I had a shopping list ready by 6 this morning but one thing after another rearranged the day. By 1 o'clock I was heading for the truck and it crossed my mind that I hadn't checked the back roof for a couple weeks. That ideal memory of the inch of pouring rain that fell that memorable day erased the need to check the roof for snow build up.....but one look around the corner today ruined some good plans. The snow had collected to more than two feet in the roof valley and it needed some attention. An hour later I was wet and tired and a trip any place was forgotten.


Last winter I ordered some hydrangeas to see how they would perform in the heavy clay soil at the nursery. Gail had grown 4 varieties here at the house and although I never learned the names, I liked them as I have since being a kid growing up in Woodstock. Most farmers had two or three varieties and our old house came with a giant that rose to eight feet by perhaps 6 feet in diameter. The flowers were tennis ball sized and everyone liked it best when the flowers started.


My preference leans towards those that are green centered with open flowers around the outer edges. They remind me of the wild viburnum flowers I find in late April in the swamp towards the back of Peacham Pond close to the old Civilian Conservation Corps cabin. The unopened flowers in the center are most attractive and together they combine nicely with other garden flowers.

As the buds mature, the bloom size relates to the variety. As they ripen to pink and rose and begin to dry, they always remind me of plants from centuries past. Each fall Gail picks quantities of the dusty colored whites and hangs them upside down to dry. She waits until after Thanksgiving and then combines them with armfuls of cut fir balsams and stems of winterberries in old sap buckets along the walkway and on the steps leading to the house. The shrubs have such good production that Gail's snippings don't ever seem to be missed.


My plan is to add lots of different hydrangeas to the perimeter border at the nursery. The height and texture differences will allow Gail to interplant them with lots of perennials. Then we will have a nice display, a reason for visitors to walk over to the river bank and look down the Winooski, and a chance to see various other plant products that make nice bouquets.
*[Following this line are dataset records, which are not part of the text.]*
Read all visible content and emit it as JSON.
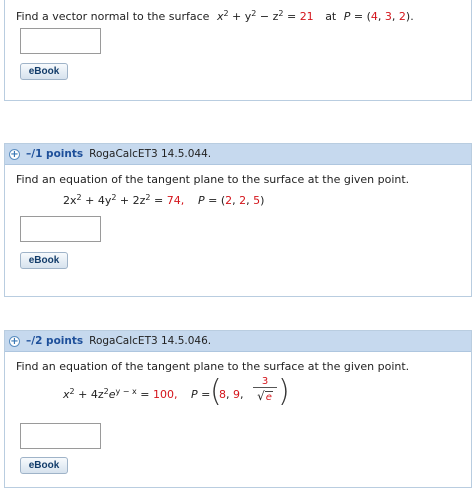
{
  "q1": {
    "prompt": "Find a vector normal to the surface",
    "eq_pre": "x",
    "eq_sq1": "2",
    "eq_mid1": " + y",
    "eq_sq2": "2",
    "eq_mid2": " − z",
    "eq_sq3": "2",
    "eq_eq": " = ",
    "eq_val": "21",
    "at": "at",
    "point_label": "P",
    "point_eq": " = (",
    "p1": "4",
    "c1": ", ",
    "p2": "3",
    "c2": ", ",
    "p3": "2",
    "close": ").",
    "ebook_label": "eBook"
  },
  "q2": {
    "points": "–/1 points",
    "code": "RogaCalcET3 14.5.044.",
    "prompt": "Find an equation of the tangent plane to the surface at the given point.",
    "eq_a": "2x",
    "eq_a_sq": "2",
    "eq_b": " + 4y",
    "eq_b_sq": "2",
    "eq_c": " + 2z",
    "eq_c_sq": "2",
    "eq_eq": " = ",
    "eq_val": "74,",
    "point_label": "P",
    "point_eq": " = (",
    "p1": "2",
    "c1": ", ",
    "p2": "2",
    "c2": ", ",
    "p3": "5",
    "close": ")",
    "ebook_label": "eBook"
  },
  "q3": {
    "points": "–/2 points",
    "code": "RogaCalcET3 14.5.046.",
    "prompt": "Find an equation of the tangent plane to the surface at the given point.",
    "eq_a": "x",
    "eq_a_sq": "2",
    "eq_b": " + 4z",
    "eq_b_sq": "2",
    "eq_b2": "e",
    "eq_exp": "y − x",
    "eq_eq": " = ",
    "eq_val": "100,",
    "point_label": "P",
    "point_eq": " = ",
    "p1": "8",
    "c1": ", ",
    "p2": "9",
    "c2": ", ",
    "frac_num": "3",
    "frac_sqrt": "√",
    "frac_den": "e",
    "ebook_label": "eBook"
  },
  "colors": {
    "header_bg": "#c6d9ee",
    "value_red": "#d4141b",
    "points_blue": "#1d4f9a"
  }
}
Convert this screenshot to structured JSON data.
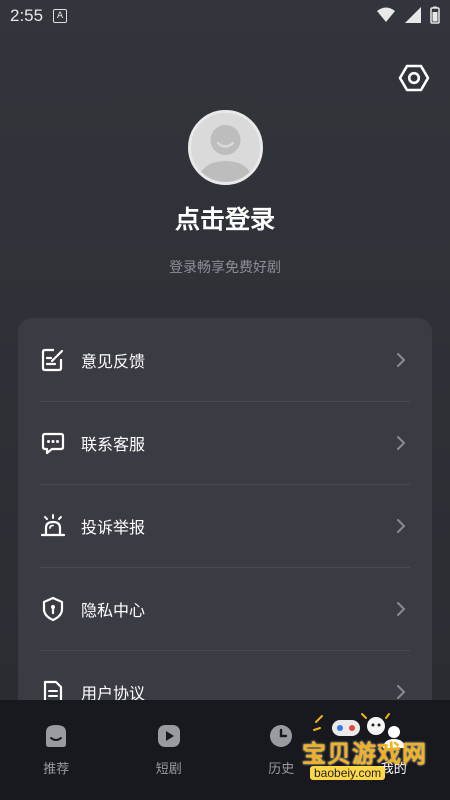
{
  "status_bar": {
    "time": "2:55",
    "notif_letter": "A"
  },
  "profile": {
    "title": "点击登录",
    "subtitle": "登录畅享免费好剧"
  },
  "menu": {
    "items": [
      {
        "label": "意见反馈",
        "icon": "feedback-icon"
      },
      {
        "label": "联系客服",
        "icon": "chat-icon"
      },
      {
        "label": "投诉举报",
        "icon": "alarm-icon"
      },
      {
        "label": "隐私中心",
        "icon": "shield-icon"
      },
      {
        "label": "用户协议",
        "icon": "document-icon"
      }
    ]
  },
  "nav": {
    "items": [
      {
        "label": "推荐"
      },
      {
        "label": "短剧"
      },
      {
        "label": "历史"
      },
      {
        "label": "我的"
      }
    ]
  },
  "watermark": {
    "title": "宝贝游戏网",
    "url": "baobeiy.com"
  },
  "colors": {
    "background": "#2f3036",
    "card": "#3b3c43",
    "nav_bar": "#18191e",
    "muted_text": "#8d8f96"
  }
}
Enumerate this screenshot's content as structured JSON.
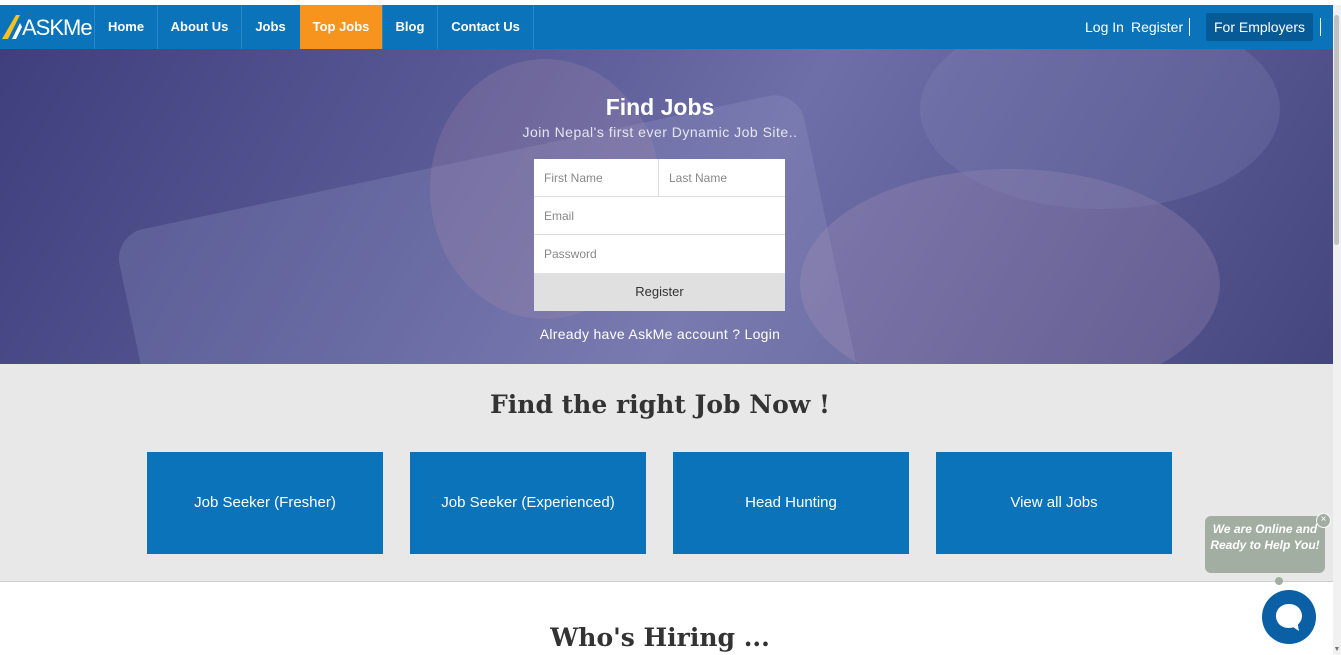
{
  "logo": {
    "text": "ASKMe"
  },
  "nav": {
    "items": [
      {
        "label": "Home"
      },
      {
        "label": "About Us"
      },
      {
        "label": "Jobs"
      },
      {
        "label": "Top Jobs"
      },
      {
        "label": "Blog"
      },
      {
        "label": "Contact Us"
      }
    ],
    "login": "Log In",
    "register": "Register",
    "employers": "For Employers"
  },
  "hero": {
    "title": "Find Jobs",
    "subtitle": "Join Nepal's first ever Dynamic Job Site..",
    "form": {
      "first_name_placeholder": "First Name",
      "last_name_placeholder": "Last Name",
      "email_placeholder": "Email",
      "password_placeholder": "Password",
      "register_label": "Register"
    },
    "already": "Already have AskMe account ? Login"
  },
  "jobs_section": {
    "title": "Find the right Job Now !",
    "categories": [
      {
        "label": "Job Seeker (Fresher)"
      },
      {
        "label": "Job Seeker (Experienced)"
      },
      {
        "label": "Head Hunting"
      },
      {
        "label": "View all Jobs"
      }
    ]
  },
  "hiring": {
    "title": "Who's Hiring ..."
  },
  "chat": {
    "message": "We are Online and Ready to Help You!",
    "close": "×"
  },
  "colors": {
    "brand_blue": "#0b73b9",
    "active_orange": "#f7941d",
    "employer_dark": "#065a96"
  }
}
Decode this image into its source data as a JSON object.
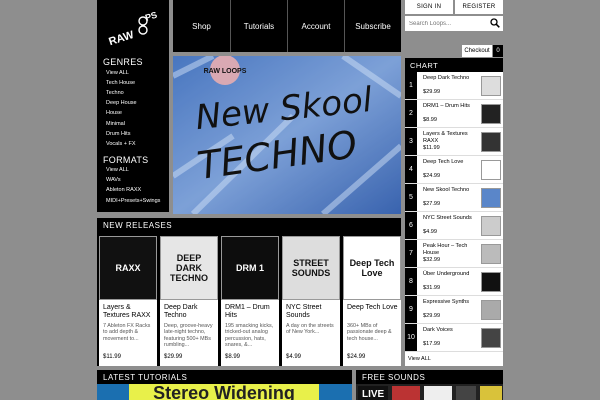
{
  "logo_text": "RAW LOOPS",
  "sidebar": {
    "genres_heading": "GENRES",
    "genres": [
      "View ALL",
      "Tech House",
      "Techno",
      "Deep House",
      "House",
      "Minimal",
      "Drum Hits",
      "Vocals + FX"
    ],
    "formats_heading": "FORMATS",
    "formats": [
      "View ALL",
      "WAVs",
      "Ableton RAXX",
      "MIDI+Presets+Swings"
    ]
  },
  "nav": [
    "Shop",
    "Tutorials",
    "Account",
    "Subscribe"
  ],
  "auth": {
    "signin": "SIGN IN",
    "register": "REGISTER"
  },
  "search": {
    "placeholder": "Search Loops..."
  },
  "cart": {
    "checkout": "Checkout",
    "count": "0"
  },
  "banner": {
    "brand": "RAW LOOPS",
    "line1": "New Skool",
    "line2": "TECHNO"
  },
  "chart": {
    "heading": "CHART",
    "items": [
      {
        "rank": "1",
        "title": "Deep Dark Techno",
        "price": "$29.99"
      },
      {
        "rank": "2",
        "title": "DRM1 – Drum Hits",
        "price": "$8.99"
      },
      {
        "rank": "3",
        "title": "Layers & Textures RAXX",
        "price": "$11.99"
      },
      {
        "rank": "4",
        "title": "Deep Tech Love",
        "price": "$24.99"
      },
      {
        "rank": "5",
        "title": "New Skool Techno",
        "price": "$27.99"
      },
      {
        "rank": "6",
        "title": "NYC Street Sounds",
        "price": "$4.99"
      },
      {
        "rank": "7",
        "title": "Peak Hour – Tech House",
        "price": "$32.99"
      },
      {
        "rank": "8",
        "title": "Über Underground",
        "price": "$31.99"
      },
      {
        "rank": "9",
        "title": "Expressive Synths",
        "price": "$29.99"
      },
      {
        "rank": "10",
        "title": "Dark Voices",
        "price": "$17.99"
      }
    ],
    "view_all": "View ALL"
  },
  "new_releases": {
    "heading": "NEW RELEASES",
    "items": [
      {
        "title": "Layers & Textures RAXX",
        "desc": "7 Ableton FX Racks to add depth & movement to...",
        "price": "$11.99",
        "cover": "RAXX"
      },
      {
        "title": "Deep Dark Techno",
        "desc": "Deep, groove-heavy late-night techno, featuring 500+ MBs rumbling...",
        "price": "$29.99",
        "cover": "DEEP DARK TECHNO"
      },
      {
        "title": "DRM1 – Drum Hits",
        "desc": "195 smacking kicks, tricked-out analog percussion, hats, snares, &...",
        "price": "$8.99",
        "cover": "DRM 1"
      },
      {
        "title": "NYC Street Sounds",
        "desc": "A day on the streets of New York...",
        "price": "$4.99",
        "cover": "STREET SOUNDS"
      },
      {
        "title": "Deep Tech Love",
        "desc": "360+ MBs of passionate deep & tech house...",
        "price": "$24.99",
        "cover": "Deep Tech Love"
      }
    ]
  },
  "tutorials": {
    "heading": "LATEST TUTORIALS",
    "preview_text": "Stereo Widening"
  },
  "free_sounds": {
    "heading": "FREE SOUNDS",
    "preview_text": "LIVE"
  }
}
Here at the house Gail mixed some with a number of Judith Freeman/The Lily Garden hybrid lilies. Many of these grew to 6-7-8 foot tall Orienpets,.... so tall they had to be tied to the nearby James Macfarlane lilacs and the hydrangeas themselves. Almost everyone who sees the combination stops for closer examination and to comment or ask questions. It really is quite a nice combination!
As with any new plant, there's lots to learn but we are set up learning them. I just bought Gail a copy of Michael A Dirr's Hydrangeas for American Gardens and I can already see I have my work cut out for me. Gail can look at a name and a flower and absorb it in an instant but for me this requires serious application and future recall require the engines to work harder.
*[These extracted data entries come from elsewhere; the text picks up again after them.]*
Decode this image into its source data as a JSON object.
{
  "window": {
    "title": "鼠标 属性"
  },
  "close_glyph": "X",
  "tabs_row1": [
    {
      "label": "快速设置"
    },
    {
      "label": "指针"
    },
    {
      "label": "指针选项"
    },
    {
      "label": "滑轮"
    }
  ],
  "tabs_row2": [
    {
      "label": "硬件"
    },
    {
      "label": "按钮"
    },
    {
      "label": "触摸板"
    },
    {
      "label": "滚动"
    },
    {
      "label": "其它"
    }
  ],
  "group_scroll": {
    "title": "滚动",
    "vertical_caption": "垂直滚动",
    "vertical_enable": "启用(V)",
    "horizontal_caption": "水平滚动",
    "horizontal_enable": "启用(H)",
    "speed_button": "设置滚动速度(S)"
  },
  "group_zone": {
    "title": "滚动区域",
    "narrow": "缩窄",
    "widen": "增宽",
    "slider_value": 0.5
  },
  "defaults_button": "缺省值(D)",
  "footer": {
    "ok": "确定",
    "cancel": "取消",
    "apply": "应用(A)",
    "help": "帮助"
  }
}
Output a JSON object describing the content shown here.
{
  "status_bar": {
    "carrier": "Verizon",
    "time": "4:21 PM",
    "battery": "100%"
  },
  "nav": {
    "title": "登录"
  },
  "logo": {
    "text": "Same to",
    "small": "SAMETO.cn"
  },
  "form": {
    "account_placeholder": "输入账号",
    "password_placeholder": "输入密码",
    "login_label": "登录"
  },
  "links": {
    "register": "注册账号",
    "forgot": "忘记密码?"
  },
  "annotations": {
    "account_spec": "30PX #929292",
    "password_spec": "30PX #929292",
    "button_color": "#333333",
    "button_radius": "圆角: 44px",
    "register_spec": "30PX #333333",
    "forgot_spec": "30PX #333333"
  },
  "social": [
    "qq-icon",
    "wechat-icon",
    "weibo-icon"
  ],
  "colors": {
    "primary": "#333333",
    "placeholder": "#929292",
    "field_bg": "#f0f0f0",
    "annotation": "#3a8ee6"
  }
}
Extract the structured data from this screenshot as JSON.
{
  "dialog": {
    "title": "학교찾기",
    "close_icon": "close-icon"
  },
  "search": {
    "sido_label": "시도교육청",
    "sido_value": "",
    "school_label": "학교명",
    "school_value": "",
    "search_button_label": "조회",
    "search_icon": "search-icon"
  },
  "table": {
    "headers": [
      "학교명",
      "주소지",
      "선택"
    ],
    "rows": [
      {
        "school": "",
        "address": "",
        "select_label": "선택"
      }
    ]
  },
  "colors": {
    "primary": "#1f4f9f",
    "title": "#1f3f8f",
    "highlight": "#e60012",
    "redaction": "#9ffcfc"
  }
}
As example of my shortcomings, I don't have a name committed to memory for any of these pictures. I am trying very hard to memorize those I just ordered and I know that with Dirr's book, I'll be on my way.
If you are interested in hydrangeas, stop by and see us this summer. Although I purchased 12"-18" liners, they will do well in the clay soil and I expect good sized plants by late summer. I bought Chanzam Chantilly, Compacta, Grandiflora, Kyushu, Paszam, Pink Diamond, Tardiva and White Moth. Mr Dirr produced a CD that includes pictures of 900 hydrangeas. I intend to purchase the CD to help in my learning and in our marketing endeavors but I never intend to get to more than a couple dozen different hydrangeas. That will be plenty for the gardens and customers in and about Vermont Flower Farm! My opinion!
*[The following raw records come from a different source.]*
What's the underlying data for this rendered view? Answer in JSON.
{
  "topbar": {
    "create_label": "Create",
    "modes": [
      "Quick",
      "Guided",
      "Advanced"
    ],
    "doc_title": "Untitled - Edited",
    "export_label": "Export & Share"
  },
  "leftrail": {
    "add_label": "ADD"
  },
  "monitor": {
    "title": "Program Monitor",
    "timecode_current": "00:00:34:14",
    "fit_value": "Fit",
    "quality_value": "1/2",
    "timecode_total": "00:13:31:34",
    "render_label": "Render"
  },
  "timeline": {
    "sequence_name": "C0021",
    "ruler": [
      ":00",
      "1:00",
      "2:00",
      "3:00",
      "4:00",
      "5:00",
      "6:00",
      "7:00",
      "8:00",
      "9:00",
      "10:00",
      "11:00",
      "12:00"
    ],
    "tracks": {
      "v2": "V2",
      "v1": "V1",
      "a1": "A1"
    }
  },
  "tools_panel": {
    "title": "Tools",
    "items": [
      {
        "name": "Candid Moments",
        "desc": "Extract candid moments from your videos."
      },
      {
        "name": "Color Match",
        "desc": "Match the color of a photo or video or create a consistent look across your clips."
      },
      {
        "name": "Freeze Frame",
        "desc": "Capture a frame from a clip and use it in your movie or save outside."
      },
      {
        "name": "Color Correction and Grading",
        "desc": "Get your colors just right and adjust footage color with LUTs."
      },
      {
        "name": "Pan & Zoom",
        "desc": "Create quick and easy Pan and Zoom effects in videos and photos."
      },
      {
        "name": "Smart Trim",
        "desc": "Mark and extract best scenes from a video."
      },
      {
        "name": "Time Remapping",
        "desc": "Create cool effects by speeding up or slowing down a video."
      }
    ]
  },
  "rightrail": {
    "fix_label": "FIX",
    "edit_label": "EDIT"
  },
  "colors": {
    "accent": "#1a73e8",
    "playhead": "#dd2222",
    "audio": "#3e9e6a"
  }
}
Writing from the mountain where a light wind has already pushed the temperature down to zero and the animals of the woods are probably bunking into the snow--their version of thermal blankets-- for the night. I'm feeling like I spent too long on a ladder but dinner smells good and the woodstove is set.

Warm winter greetings,

George Africa
The Vermont Gardener
Vermont Flower Farm

2 comments:

Jeff Branch said...

Beautiful photos. I got Dirr's book last Christmas. It is fairly technical, but I like it.

George Africa said...

Hi Jeff;

I'm finding there are more and more hydrangea resources out there. Also a number of growers around the country. There is a great deal to learn but I am pleased how many do well here in Vermont.